Saddened by the passing away of Dr. PK Warrier. His contributions to popularise Ayurveda will always be remembered. Condolences to his family and friends. Om Shanti.— Narendra Modi (@narendramodi) July 10, 2021
In 2015, a rare plant, seen 1500 ft above sea level and flowers from November to March, was named in honour of Dr Warrier. The Gymnostachyum Warrieranum’s speciality is its yellow and blue coloured flowers and it can reach up to 70 cms. A research team led by Dr Indira Balachandran and Dr KM Prabhakumar, scientists at the Centre for Medicinal Plants Research of Kottakkal Aryavaidya Sala, discovered the plant from the Aaralam wildlife sanctuary in Kannur.
He won the Kerala Sahitya Akademi award for biography and autobiography in 2008 for his book ‘Smriti Parvam’. He was a recipient of the Padma Bhushan in 2010 and a Padma Sri in 1999. Calicut University honoured him with a DLitt in 1999. He has many honorary degrees to his credit, including a Doctor of Medicine award from the University of Copenhagen.
He coauthored ‘Indian Medicinal Plants: A Compendium of 500 Species’, a five-volume treatise on 500 species of Indian medicinal plants. He has many research papers in the fields of Ayurveda and ethnopharmacology.
“He embraced modernity by keeping the values of tradition. Hence it moved from the fire stoves fuelled by wood to steam plant and kashayams in bottles to tablets and thailams to gel. He led a team to publish a five-volume treatise on 500 species of Indian medicinal plants. It is an invaluable legacy," wrote Chief Minister Pinarayi Vijayan on his Facebook page.
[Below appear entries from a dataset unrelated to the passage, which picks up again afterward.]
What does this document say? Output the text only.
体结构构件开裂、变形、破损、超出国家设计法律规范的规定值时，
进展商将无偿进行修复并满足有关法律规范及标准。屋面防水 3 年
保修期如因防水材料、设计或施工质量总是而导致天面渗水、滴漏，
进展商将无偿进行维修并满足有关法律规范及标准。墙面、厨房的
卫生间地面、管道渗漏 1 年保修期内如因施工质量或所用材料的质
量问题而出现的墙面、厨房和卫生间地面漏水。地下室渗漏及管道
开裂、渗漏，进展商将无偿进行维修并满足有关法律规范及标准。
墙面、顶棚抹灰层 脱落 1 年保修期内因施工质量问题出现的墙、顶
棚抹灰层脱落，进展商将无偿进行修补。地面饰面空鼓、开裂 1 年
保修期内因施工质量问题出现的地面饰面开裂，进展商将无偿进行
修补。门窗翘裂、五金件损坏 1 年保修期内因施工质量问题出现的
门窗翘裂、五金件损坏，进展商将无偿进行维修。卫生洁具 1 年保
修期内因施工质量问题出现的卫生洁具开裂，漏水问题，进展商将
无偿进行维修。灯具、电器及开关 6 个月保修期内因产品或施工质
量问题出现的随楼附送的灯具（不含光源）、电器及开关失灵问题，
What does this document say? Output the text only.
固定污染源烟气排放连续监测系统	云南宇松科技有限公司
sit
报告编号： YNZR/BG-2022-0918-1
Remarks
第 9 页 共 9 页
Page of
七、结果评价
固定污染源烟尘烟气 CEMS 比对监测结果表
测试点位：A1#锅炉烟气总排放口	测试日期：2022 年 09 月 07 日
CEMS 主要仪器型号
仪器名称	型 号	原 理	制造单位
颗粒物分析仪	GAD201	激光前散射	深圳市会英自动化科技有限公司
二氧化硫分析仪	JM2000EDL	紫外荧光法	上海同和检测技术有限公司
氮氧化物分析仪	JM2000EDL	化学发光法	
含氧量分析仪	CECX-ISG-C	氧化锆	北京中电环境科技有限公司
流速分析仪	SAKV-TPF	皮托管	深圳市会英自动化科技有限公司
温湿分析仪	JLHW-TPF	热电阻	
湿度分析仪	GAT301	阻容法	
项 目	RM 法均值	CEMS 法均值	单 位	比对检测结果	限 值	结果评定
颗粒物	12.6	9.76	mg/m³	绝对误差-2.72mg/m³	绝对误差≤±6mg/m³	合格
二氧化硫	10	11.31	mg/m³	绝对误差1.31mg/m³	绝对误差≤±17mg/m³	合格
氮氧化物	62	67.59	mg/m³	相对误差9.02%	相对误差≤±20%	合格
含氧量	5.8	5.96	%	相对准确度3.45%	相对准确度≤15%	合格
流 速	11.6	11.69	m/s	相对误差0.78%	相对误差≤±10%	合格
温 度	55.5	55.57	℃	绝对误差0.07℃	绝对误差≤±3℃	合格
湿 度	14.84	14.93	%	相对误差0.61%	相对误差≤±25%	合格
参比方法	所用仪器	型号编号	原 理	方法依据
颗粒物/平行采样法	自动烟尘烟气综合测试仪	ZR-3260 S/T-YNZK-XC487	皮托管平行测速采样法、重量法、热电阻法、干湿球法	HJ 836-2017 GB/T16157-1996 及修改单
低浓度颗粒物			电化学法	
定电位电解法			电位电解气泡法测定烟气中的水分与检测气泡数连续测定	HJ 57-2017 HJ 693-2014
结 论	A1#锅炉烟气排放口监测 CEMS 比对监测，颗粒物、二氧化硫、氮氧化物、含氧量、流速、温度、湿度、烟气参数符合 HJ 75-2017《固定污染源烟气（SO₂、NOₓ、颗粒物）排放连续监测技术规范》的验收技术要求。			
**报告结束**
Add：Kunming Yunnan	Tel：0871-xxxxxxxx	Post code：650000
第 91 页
“For treatment, everyone from heads of nations to the orphaned and abandoned, approached him. With the support of the medical community, he provided them treatment along with compassion. Secular and progressive perspectives were his hallmark. He valued personal bonds and relationships,” added the chief minister.
Born to Sreedharan Namboodiri and Panniyampilly Kunhi Warasyar on June 5, 1921, Dr Warrier did his schooling at Kottakkal. He joined Kottakkal Aryavaidya Sala at the age of 20. However, he dropped Ayurveda studies under the guidance of Vaidyaratnam P S Warrier, his uncle and founder of Kottakkal Aryavaidya Sala, as he was captivated by the freedom struggle during the Quit India movement.
Dr Warrier’s wife Madhavikutty, a poet, and son Vijayan Warrier died a few years ago. He is survived by his son Balachandra Warrier and daughter Subhadra Ramachandran.